Over two months after Janice memorial service, I was looking through my phone deleting some duplicate pictures. The process was progressing at a fast clip when I saw some photos taken when our French family, the Urbans, was visiting in August. We were celebrating two birthdays and two anniversaries—when you live six thousand miles apart, you make the most of every opportunity–-and we did. I had forgotten that Janice had come up stairs to sit with us for the celebration. All of a sudden I saw her picture and realized what I’d missed seeing for so many months. The picture didn’t have the filters I had imposed, although unwittingly, on Janice day after day. I saw then what I wanted to see. The picture told the plain truth. I was cut to the heart. I said, “Dear Lord, Janice was really, really sick.” I am sure others who visited saw what I refused to see.
While the old adage might be true, “A picture is worth a thousand words.” I have learned that a picture can be worth "a thousand wounds."

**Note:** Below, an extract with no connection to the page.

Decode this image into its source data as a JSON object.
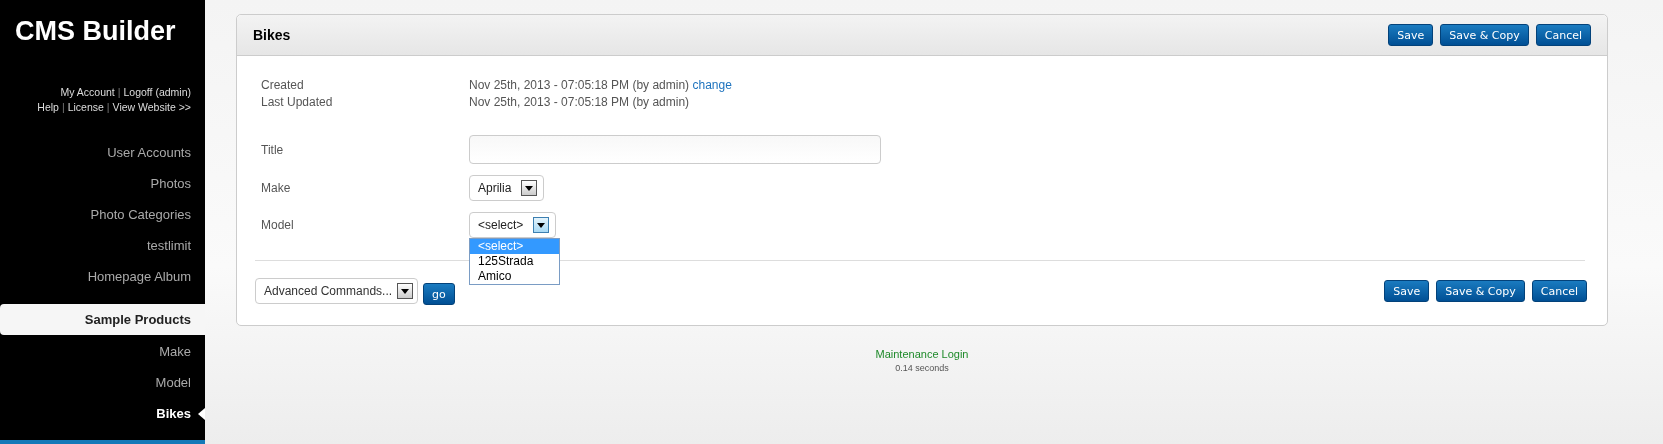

Now after nearly four months, I am beginning to sense a deep sadness that at times crushes my heart. My dear friend, Dr. Hugh Morgan, gave me this definition of grief. “Grief is a gift from God to help us properly appreciate and value what is really important in life—our relationship with God and our loved ones.” I never dreamed I would be on this “grief” road, but it must be traveled—no choice. I am taking that trip now.
In her last days, Janice would often say, “I hate to leave you alone.” After 52 years, 3 months and 20 days of marriage, for the first time in my life I know what it feels like to be alone.

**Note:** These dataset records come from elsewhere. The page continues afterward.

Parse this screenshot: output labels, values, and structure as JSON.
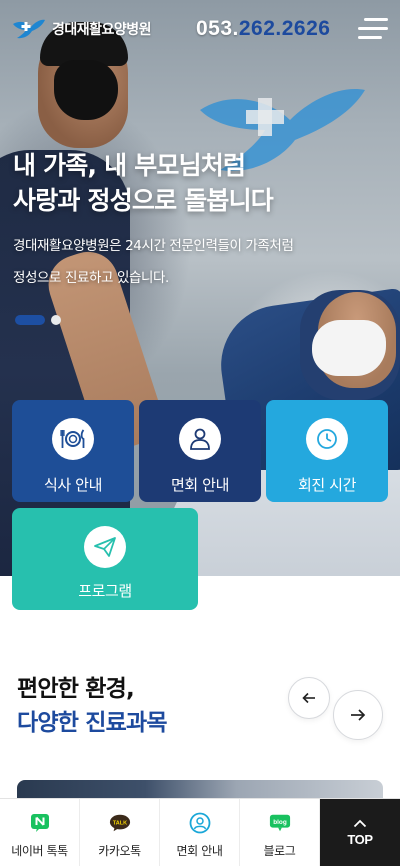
{
  "header": {
    "logo_text": "경대재활요양병원",
    "phone_prefix": "053.",
    "phone_rest": "262.2626"
  },
  "hero": {
    "title_lines": [
      "내 가족, 내 부모님처럼",
      "사랑과 정성으로 돌봅니다"
    ],
    "desc_lines": [
      "경대재활요양병원은 24시간 전문인력들이 가족처럼",
      "정성으로 진료하고 있습니다."
    ],
    "slide_count": 2,
    "active_slide": 1
  },
  "quick_menu": [
    {
      "label": "식사 안내",
      "icon": "meal-icon",
      "color": "#1e4e97"
    },
    {
      "label": "면회 안내",
      "icon": "visitor-icon",
      "color": "#1d3a74"
    },
    {
      "label": "회진 시간",
      "icon": "clock-icon",
      "color": "#24a8de"
    },
    {
      "label": "프로그램",
      "icon": "paper-plane-icon",
      "color": "#27c0ae"
    }
  ],
  "section": {
    "title_line1": "편안한 환경,",
    "title_line2": "다양한 진료과목"
  },
  "bottom_bar": {
    "items": [
      {
        "label": "네이버 톡톡",
        "icon": "naver-talk-icon"
      },
      {
        "label": "카카오톡",
        "icon": "kakaotalk-icon"
      },
      {
        "label": "면회 안내",
        "icon": "visit-guide-icon"
      },
      {
        "label": "블로그",
        "icon": "blog-icon"
      }
    ],
    "top_label": "TOP"
  },
  "colors": {
    "brand_blue": "#1d4a9e",
    "tile_navy": "#1d3a74",
    "tile_sky": "#24a8de",
    "tile_teal": "#27c0ae"
  }
}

I also know what it means to “feel” the prayer support of my church family and friends. Jesus said I will never leave you or forsake you, but be with you until the end of the age. On that promise I take my stand and am holding on for dear life. Thank God for the hope we have in Jesus. Heaven is sounding better everyday, but now I must press on and finish my journey “. . . looking unto Jesus the Author and Finisher of Faith.”
As I reflect on this experience of not being able to see the daily decline in Janice’s health, I realize this also is a mercy and gift from God. Had I seen what was happening, perhaps I would have lost hope-–not a good thing. Perhaps seeing how sick Janice was would have rendered me unable to give the level of care that was needed. All in all, I see my “blindness” to the real life situation as a gift from God. The old Scottish proverb, “God tempers the wind to the shorn sheep” is true. God knows just how much we can handle and since He is the true Yoke Fellow, He always divides the load enabling us to bear whatever comes our way.
[Editor's Comment: I commend my friend Wesley Russ for writing about his grief following the death of his beloved wife, Janice Robinson Russ. His grief is reminding me that Melvine and I are not getting any younger, and I could lose her. I really don't know what I would do. I don't like to think about it.
I have three best friends. I met them 10 years apart:
Lonnie Rex--1954 in Washington DC at the National P. H. Church
Wesley Russ--1964 in Brownville, Alabama at the Brownville P. H. Church
Leroy Baker-- 1974 in Bethany, OK, at our General Headquarters at a Chaplains Retreat
Wesley Russ is an excellent writer and an even better preacher. I knew Janice was very sick, but I kept believing God for a creative miracle for her complete healing.
Although my prayer was not answered like I wanted it to be, I trust God always to do what is best. We thank the Lord Janice Robinson Russ is now in heaven where there is no sickness, sorrow, tears, or death. She will be in the resurrection when Jesus Christ comes back to earth for His Bride, the Church.]